The contagiousness of smoking (cessation), happiness, headaches, acne, and height

A year after their first big publication in the New England Journal of Medicine CF again publish a cover article in the same journal. The second article is nearly exactly the same as the first (the measure used are the same, the data is from the same Framingham dataset, the structure of the research design and the paper itself are the same---even some sentences are almost word for word the same), but this time the topic is the contagiousness of smoking and smoking cessation rather than obesity.
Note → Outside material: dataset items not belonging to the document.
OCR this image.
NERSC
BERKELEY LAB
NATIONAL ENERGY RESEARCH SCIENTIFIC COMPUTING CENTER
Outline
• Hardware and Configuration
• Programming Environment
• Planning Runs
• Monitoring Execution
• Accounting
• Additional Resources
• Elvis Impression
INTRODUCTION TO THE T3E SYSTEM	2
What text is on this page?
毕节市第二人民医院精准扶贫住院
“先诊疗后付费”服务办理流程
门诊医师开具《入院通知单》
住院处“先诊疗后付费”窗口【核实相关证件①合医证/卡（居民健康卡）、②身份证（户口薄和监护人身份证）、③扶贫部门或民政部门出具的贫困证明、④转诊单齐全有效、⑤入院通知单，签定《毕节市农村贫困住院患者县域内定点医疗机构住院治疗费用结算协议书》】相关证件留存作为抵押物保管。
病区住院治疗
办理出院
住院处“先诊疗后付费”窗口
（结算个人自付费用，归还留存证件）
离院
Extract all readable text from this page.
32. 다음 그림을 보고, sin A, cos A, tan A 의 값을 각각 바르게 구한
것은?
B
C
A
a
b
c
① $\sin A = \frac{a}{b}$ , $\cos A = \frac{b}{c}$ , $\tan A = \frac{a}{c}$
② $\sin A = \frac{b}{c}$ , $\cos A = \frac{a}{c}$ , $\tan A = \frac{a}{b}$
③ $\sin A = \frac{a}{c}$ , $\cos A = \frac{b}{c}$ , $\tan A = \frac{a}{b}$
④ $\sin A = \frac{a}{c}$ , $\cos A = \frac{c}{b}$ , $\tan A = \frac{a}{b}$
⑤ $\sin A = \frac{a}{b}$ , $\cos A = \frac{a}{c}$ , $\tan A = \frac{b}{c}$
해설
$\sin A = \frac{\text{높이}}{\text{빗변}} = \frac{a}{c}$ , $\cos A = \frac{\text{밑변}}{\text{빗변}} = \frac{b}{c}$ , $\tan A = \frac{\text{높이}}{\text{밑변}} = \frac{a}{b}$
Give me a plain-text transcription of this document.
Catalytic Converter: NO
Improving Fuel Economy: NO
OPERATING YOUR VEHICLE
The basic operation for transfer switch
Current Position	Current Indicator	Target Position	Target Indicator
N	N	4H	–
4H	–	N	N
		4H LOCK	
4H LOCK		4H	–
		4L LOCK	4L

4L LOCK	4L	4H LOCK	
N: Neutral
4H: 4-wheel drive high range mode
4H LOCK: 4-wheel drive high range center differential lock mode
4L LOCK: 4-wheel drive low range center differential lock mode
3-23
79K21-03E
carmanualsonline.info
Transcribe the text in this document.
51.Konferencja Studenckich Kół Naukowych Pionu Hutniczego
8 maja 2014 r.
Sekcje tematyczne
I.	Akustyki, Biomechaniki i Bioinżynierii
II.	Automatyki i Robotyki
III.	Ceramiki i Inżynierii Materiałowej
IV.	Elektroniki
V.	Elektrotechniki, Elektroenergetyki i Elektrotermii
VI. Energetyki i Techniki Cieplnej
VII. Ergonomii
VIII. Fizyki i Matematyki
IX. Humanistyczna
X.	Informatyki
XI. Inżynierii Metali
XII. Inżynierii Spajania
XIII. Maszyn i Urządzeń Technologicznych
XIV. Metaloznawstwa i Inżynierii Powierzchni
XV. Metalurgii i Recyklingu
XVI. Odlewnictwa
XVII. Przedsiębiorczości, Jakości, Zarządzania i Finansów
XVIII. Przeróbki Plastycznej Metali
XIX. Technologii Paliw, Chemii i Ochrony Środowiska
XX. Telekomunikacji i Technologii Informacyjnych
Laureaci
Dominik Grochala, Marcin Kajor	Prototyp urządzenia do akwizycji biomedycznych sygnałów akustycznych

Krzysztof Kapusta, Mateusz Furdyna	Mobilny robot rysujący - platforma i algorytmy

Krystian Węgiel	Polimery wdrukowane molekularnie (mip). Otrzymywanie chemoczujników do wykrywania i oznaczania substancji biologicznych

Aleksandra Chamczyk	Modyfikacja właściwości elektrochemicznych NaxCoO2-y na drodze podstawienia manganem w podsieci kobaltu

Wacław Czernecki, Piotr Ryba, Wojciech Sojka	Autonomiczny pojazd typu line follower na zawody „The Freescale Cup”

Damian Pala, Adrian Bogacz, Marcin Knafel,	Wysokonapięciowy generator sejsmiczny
CF's main results in the smoking study largely mirror their results in their obesity study. Importantly, they use the same type of logistic regression model, with lagged dependent and independent variables, to conclude that smoking is contagious across friendship and family ties. (They include some results that smokers have moved to the periphery of social groups in the last thirty years---results which I find unconvincing.) Because the results in this study are based on the same methods as used in the obesity study, they are susceptible to the same criticism as the obesity study.

CF published a third article in a similar vein, this time exploring whether happiness is contagious. For their main statistical analysis they again use a regression model, with lagged variables to control for homophily, and contend that if friendship direction is important then one need not worry about confounding variables. Again, this study is susceptible to the same kind of criticism from CCF.